1910年,张君劢从早稻田大学毕业,获政治学学士学位。旋即回国参加清廷学部专为留学生举办的科考,名列优等。1911年参加殿试,被授予翰林院庶吉士,成为所谓“洋翰林”。不过仅仅数月之后,清廷就覆亡了。张君劢回到家乡宝山,出任县议会议长,并发起国民协会和共和建设讨论会,后与其他社团合并成为民主党,以汤化龙为干事长,张君劢名列三十常务员之一。不久,发生了外蒙古“独立”事件,张君劢和黄远庸、蓝公武等人创办《少年中国》,张君劢发表《袁政府对蒙事失败之十大罪》,因言辞激烈而触怒了袁世凯,人身受到监视和威胁。在梁启超的建议下,1913年岁首,张君劢去国,取道俄国赴德留学。
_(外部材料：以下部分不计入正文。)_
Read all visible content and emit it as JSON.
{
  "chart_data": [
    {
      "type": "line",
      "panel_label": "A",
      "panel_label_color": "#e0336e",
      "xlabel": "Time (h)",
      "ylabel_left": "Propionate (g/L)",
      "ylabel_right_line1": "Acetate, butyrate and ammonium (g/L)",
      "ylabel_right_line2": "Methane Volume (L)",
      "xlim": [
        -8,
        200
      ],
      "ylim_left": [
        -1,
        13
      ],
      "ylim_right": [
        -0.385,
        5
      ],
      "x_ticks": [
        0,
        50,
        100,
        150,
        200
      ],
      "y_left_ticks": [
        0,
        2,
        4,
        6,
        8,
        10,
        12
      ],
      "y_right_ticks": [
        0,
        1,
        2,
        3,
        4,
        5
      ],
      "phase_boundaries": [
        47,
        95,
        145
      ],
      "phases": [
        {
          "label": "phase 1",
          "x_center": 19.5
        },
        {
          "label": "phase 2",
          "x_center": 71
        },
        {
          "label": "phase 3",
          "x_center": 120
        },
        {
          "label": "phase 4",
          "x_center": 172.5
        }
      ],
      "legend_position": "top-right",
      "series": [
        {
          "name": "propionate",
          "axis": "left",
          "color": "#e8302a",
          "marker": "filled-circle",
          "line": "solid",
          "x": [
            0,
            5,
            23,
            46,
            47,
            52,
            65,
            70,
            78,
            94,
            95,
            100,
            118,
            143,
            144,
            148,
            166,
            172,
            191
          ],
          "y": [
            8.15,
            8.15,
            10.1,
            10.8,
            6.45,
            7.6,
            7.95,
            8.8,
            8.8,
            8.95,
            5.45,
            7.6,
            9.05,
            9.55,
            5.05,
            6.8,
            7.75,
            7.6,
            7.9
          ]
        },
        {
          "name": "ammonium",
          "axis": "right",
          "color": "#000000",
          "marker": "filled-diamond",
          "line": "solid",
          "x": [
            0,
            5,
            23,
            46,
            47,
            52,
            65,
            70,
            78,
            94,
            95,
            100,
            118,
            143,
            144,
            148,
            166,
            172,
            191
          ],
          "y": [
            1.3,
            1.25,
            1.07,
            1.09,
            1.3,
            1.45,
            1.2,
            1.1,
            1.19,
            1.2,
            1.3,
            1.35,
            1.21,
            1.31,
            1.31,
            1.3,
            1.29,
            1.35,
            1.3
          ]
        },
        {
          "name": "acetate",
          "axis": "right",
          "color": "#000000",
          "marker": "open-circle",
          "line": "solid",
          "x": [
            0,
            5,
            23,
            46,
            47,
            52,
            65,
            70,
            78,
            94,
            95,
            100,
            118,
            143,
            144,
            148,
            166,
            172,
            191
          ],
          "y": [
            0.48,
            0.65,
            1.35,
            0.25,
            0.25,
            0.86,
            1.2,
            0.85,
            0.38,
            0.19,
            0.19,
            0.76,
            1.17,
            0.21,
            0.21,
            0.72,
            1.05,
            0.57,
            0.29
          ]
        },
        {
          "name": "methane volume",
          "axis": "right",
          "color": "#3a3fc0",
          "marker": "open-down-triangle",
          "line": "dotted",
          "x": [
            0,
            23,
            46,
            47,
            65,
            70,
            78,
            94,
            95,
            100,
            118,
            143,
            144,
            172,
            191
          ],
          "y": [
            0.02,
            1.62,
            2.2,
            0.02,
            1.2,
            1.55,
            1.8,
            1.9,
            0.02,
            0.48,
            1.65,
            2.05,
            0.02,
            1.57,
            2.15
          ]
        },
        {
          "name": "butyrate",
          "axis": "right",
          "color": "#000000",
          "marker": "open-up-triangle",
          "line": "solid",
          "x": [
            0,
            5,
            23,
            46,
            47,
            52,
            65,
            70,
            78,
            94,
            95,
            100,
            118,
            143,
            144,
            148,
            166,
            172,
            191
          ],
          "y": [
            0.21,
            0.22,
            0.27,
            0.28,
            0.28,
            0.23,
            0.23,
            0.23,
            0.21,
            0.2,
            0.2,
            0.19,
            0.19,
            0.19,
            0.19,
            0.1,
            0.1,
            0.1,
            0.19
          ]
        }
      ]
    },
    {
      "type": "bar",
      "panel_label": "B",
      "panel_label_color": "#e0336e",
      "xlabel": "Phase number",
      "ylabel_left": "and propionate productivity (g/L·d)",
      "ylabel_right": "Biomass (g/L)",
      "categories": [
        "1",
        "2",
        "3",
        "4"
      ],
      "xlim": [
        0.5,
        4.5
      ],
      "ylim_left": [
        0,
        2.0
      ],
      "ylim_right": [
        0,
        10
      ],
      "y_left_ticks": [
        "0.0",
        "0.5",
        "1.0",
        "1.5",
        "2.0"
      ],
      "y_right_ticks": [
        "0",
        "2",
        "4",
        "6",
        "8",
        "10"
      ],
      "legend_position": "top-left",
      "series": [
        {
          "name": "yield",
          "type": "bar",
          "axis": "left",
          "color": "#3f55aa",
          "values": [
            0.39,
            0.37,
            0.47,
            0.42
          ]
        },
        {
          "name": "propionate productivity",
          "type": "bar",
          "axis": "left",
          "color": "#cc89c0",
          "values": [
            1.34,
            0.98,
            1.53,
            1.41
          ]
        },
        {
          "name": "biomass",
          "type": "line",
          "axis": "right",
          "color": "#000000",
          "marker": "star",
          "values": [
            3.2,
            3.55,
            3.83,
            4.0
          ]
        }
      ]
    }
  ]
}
张君劢到德国之后,进入柏林大学攻读政治学博士学位。由于他具有早稻田大学政治学学士的资格,所以只需听讲一年,便可提交论文参加博士考试。不过张君劢在德国的学习看来却无甚心得:他的德文程度仍然相当有限;另外据他自己后来回忆,当时他仍未逃脱清末民初为改良政治和救国而求学问之风气的影响,并没有深入地去了解每一种学派背后的“哲学”背景。另外一个现实的影响是,次年秋天爆发的第一次世界大战很快就把心系时政的张君劢的注意力全部牵引了进去:他在寝室中挂起战略地图,精研战情;他到欧洲各地考察第一次世界大战,甚至到过比利时战场的前沿;1915年秋,他还远赴英伦实地旁听自己倾慕已久的英国议会的运作——也正是在那里,他听说了袁世凯酝酿复辟的消息,决意回国参与倒袁。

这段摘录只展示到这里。